Крест и стрела - Мальц Альберт. Страница 36

Одна из истин, в которых Керу и в голову не приходило сомневаться, заключалась в том, что все поляки по своей расовой природе — безнадежные лгуны. Поэтому, допрашивая военнопленного, он заранее был уверен, что поляк будет лгать или увертываться от ответов, которые могли бы навести Кера на след.

Он начал с обычного вопроса.

— Ваша фамилия Биронский?

Кер говорил по-немецки, так как Берта Линг сказала, что пленный знает их язык.

— Да, герр начальник. Стефан Биронский.

Эсэсовец Блюмель покраснел от злости и ядовито поджал губы.
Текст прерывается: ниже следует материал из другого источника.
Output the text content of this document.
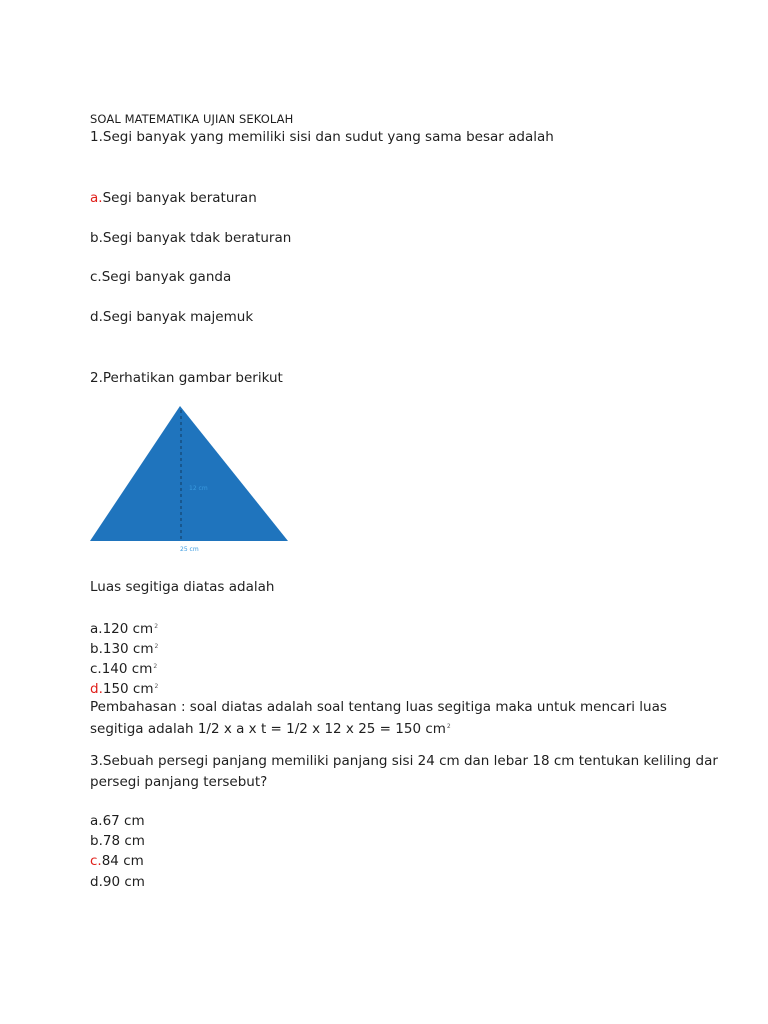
SOAL MATEMATIKA UJIAN SEKOLAH
1.Segi banyak yang memiliki sisi dan sudut yang sama besar adalah
a.Segi banyak beraturan
b.Segi banyak tdak beraturan
c.Segi banyak ganda
d.Segi banyak majemuk
2.Perhatikan gambar berikut
12 cm
25 cm
Luas segitiga diatas adalah
a.120 $cm^2$
b.130 $cm^2$
c.140 $cm^2$
d.150 $cm^2$
Pembahasan : soal diatas adalah soal tentang luas segitiga maka untuk mencari luas
segitiga adalah 1/2 x a x t = 1/2 x 12 x 25 = 150 $cm^2$
3.Sebuah persegi panjang memiliki panjang sisi 24 cm dan lebar 18 cm tentukan keliling dar
persegi panjang tersebut?
a.67 cm
b.78 cm
c.84 cm
d.90 cm
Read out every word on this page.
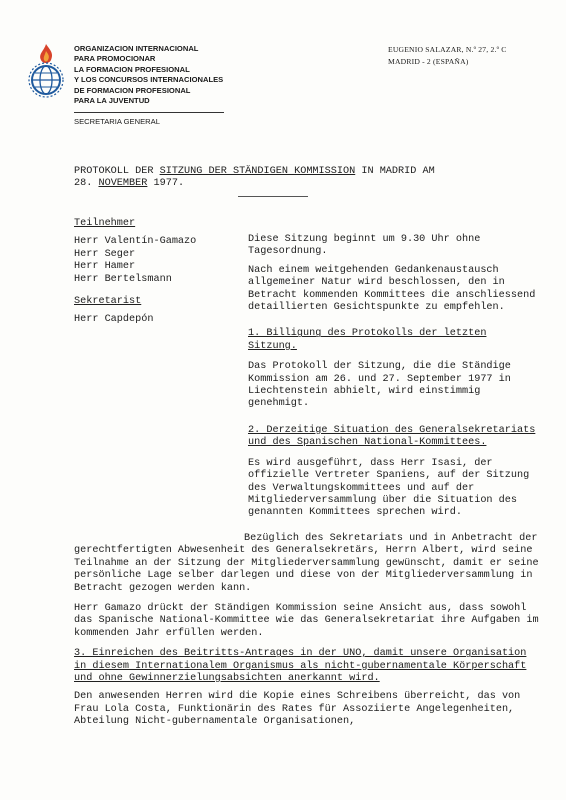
ORGANIZACION INTERNACIONAL
PARA PROMOCIONAR
LA FORMACION PROFESIONAL
Y LOS CONCURSOS INTERNACIONALES
DE FORMACION PROFESIONAL
PARA LA JUVENTUD
SECRETARIA GENERAL
EUGENIO SALAZAR, N.º 27, 2.º C
MADRID - 2 (ESPAÑA)
PROTOKOLL DER SITZUNG DER STÄNDIGEN KOMMISSION IN MADRID AM
28. NOVEMBER 1977.
Teilnehmer
Herr Valentín-Gamazo
Herr Seger
Herr Hamer
Herr Bertelsmann
Sekretarist
Herr Capdepón

Diese Sitzung beginnt um 9.30 Uhr ohne Tagesordnung.

Nach einem weitgehenden Gedankenaustausch allgemeiner Natur wird beschlossen, den in Betracht kommenden Kommittees die anschliessend detaillierten Gesichtspunkte zu empfehlen.

1. Billigung des Protokolls der letzten Sitzung.

Das Protokoll der Sitzung, die die Ständige Kommission am 26. und 27. September 1977 in Liechtenstein abhielt, wird einstimmig genehmigt.

2. Derzeitige Situation des Generalsekretariats und des Spanischen National-Kommittees.

Es wird ausgeführt, dass Herr Isasi, der offizielle Vertreter Spaniens, auf der Sitzung des Verwaltungskommittees und auf der Mitgliederversammlung über die Situation des genannten Kommittees sprechen wird.

Bezüglich des Sekretariats und in Anbetracht der gerechtfertigten Abwesenheit des Generalsekretärs, Herrn Albert, wird seine Teilnahme an der Sitzung der Mitgliederversammlung gewünscht, damit er seine persönliche Lage selber darlegen und diese von der Mitgliederversammlung in Betracht gezogen werden kann.

Herr Gamazo drückt der Ständigen Kommission seine Ansicht aus, dass sowohl das Spanische National-Kommittee wie das Generalsekretariat ihre Aufgaben im kommenden Jahr erfüllen werden.

3. Einreichen des Beitritts-Antrages in der UNO, damit unsere Organisation in diesem Internationalem Organismus als nicht-gubernamentale Körperschaft und ohne Gewinnerzielungsabsichten anerkannt wird.

Den anwesenden Herren wird die Kopie eines Schreibens überreicht, das von Frau Lola Costa, Funktionärin des Rates für Assoziierte Angelegenheiten, Abteilung Nicht-gubernamentale Organisationen,
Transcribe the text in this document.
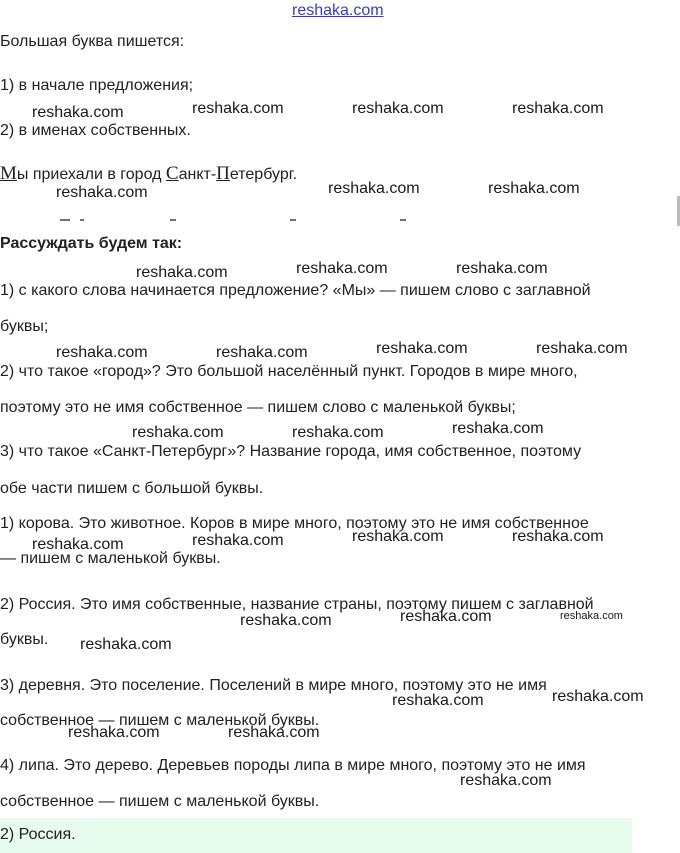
reshaka.com
Большая буква пишется:
1) в начале предложения;
2) в именах собственных.
Мы приехали в город Санкт-Петербург.
Рассуждать будем так:
1) с какого слова начинается предложение? «Мы» — пишем слово с заглавной
буквы;
2) что такое «город»? Это большой населённый пункт. Городов в мире много,
поэтому это не имя собственное — пишем слово с маленькой буквы;
3) что такое «Санкт-Петербург»? Название города, имя собственное, поэтому
обе части пишем с большой буквы.
1) корова. Это животное. Коров в мире много, поэтому это не имя собственное
— пишем с маленькой буквы.
2) Россия. Это имя собственные, название страны, поэтому пишем с заглавной
буквы.
3) деревня. Это поселение. Поселений в мире много, поэтому это не имя
собственное — пишем с маленькой буквы.
4) липа. Это дерево. Деревьев породы липа в мире много, поэтому это не имя
собственное — пишем с маленькой буквы.
2) Россия.
reshaka.com	reshaka.com	reshaka.com	reshaka.com
reshaka.com	reshaka.com	reshaka.com
reshaka.com	reshaka.com	reshaka.com
reshaka.com	reshaka.com	reshaka.com	reshaka.com
reshaka.com	reshaka.com	reshaka.com
reshaka.com	reshaka.com	reshaka.com	reshaka.com
reshaka.com	reshaka.com	reshaka.com
reshaka.com
reshaka.com	reshaka.com
reshaka.com	reshaka.com
reshaka.com
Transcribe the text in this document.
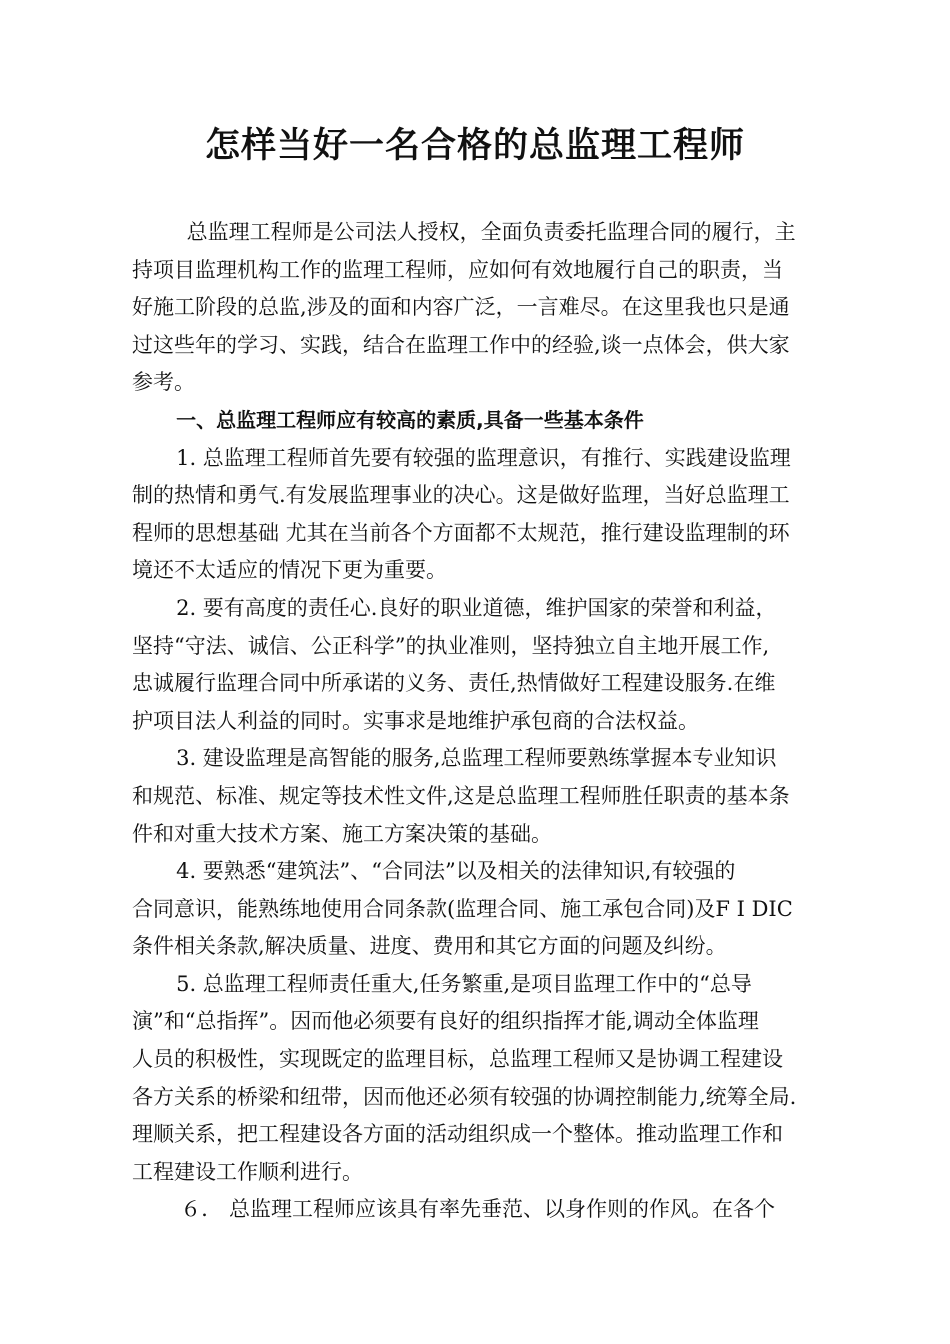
怎样当好一名合格的总监理工程师
总监理工程师是公司法人授权，全面负责委托监理合同的履行，主
持项目监理机构工作的监理工程师，应如何有效地履行自己的职责，当
好施工阶段的总监,涉及的面和内容广泛，一言难尽。在这里我也只是通
过这些年的学习、实践，结合在监理工作中的经验,谈一点体会，供大家
参考。
一、总监理工程师应有较高的素质,具备一些基本条件
1. 总监理工程师首先要有较强的监理意识，有推行、实践建设监理
制的热情和勇气.有发展监理事业的决心。这是做好监理，当好总监理工
程师的思想基础 尤其在当前各个方面都不太规范，推行建设监理制的环
境还不太适应的情况下更为重要。
2. 要有高度的责任心.良好的职业道德，维护国家的荣誉和利益，
坚持“守法、诚信、公正科学”的执业准则，坚持独立自主地开展工作,
忠诚履行监理合同中所承诺的义务、责任,热情做好工程建设服务.在维
护项目法人利益的同时。实事求是地维护承包商的合法权益。
3. 建设监理是高智能的服务,总监理工程师要熟练掌握本专业知识
和规范、标准、规定等技术性文件,这是总监理工程师胜任职责的基本条
件和对重大技术方案、施工方案决策的基础。
4. 要熟悉“建筑法”、“合同法”以及相关的法律知识,有较强的
合同意识，能熟练地使用合同条款(监理合同、施工承包合同)及F I DIC
条件相关条款,解决质量、进度、费用和其它方面的问题及纠纷。
5. 总监理工程师责任重大,任务繁重,是项目监理工作中的“总导
演”和“总指挥”。因而他必须要有良好的组织指挥才能,调动全体监理
人员的积极性，实现既定的监理目标，总监理工程师又是协调工程建设
各方关系的桥梁和纽带，因而他还必须有较强的协调控制能力,统筹全局.
理顺关系，把工程建设各方面的活动组织成一个整体。推动监理工作和
工程建设工作顺利进行。
６． 总监理工程师应该具有率先垂范、以身作则的作风。在各个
Блюмеля ничуть не тревожило, что пленный, очевидно, понял все оскорбительные слова, сказанные по его адресу в приемной, — но как он смел, этот выродок, слушать их разговоры, не доложив, что понимает по-немецки!

— Фармацевт, да? — спросил Кер, подняв глаза от досье поляка.

— Да, герр начальник.

— Что-то не верится, — заметил комиссар, не скрывая презрения, которое вызывала в нем внешность пленного. — Это точно?

— Да, герр начальник.

— Вы действительно кончили фармацевтический факультет в университете?

— Да, герр начальник.

— В каком университете?

— Кра… Краковском, герр начальник, — слегка запнувшись, ответил пленный.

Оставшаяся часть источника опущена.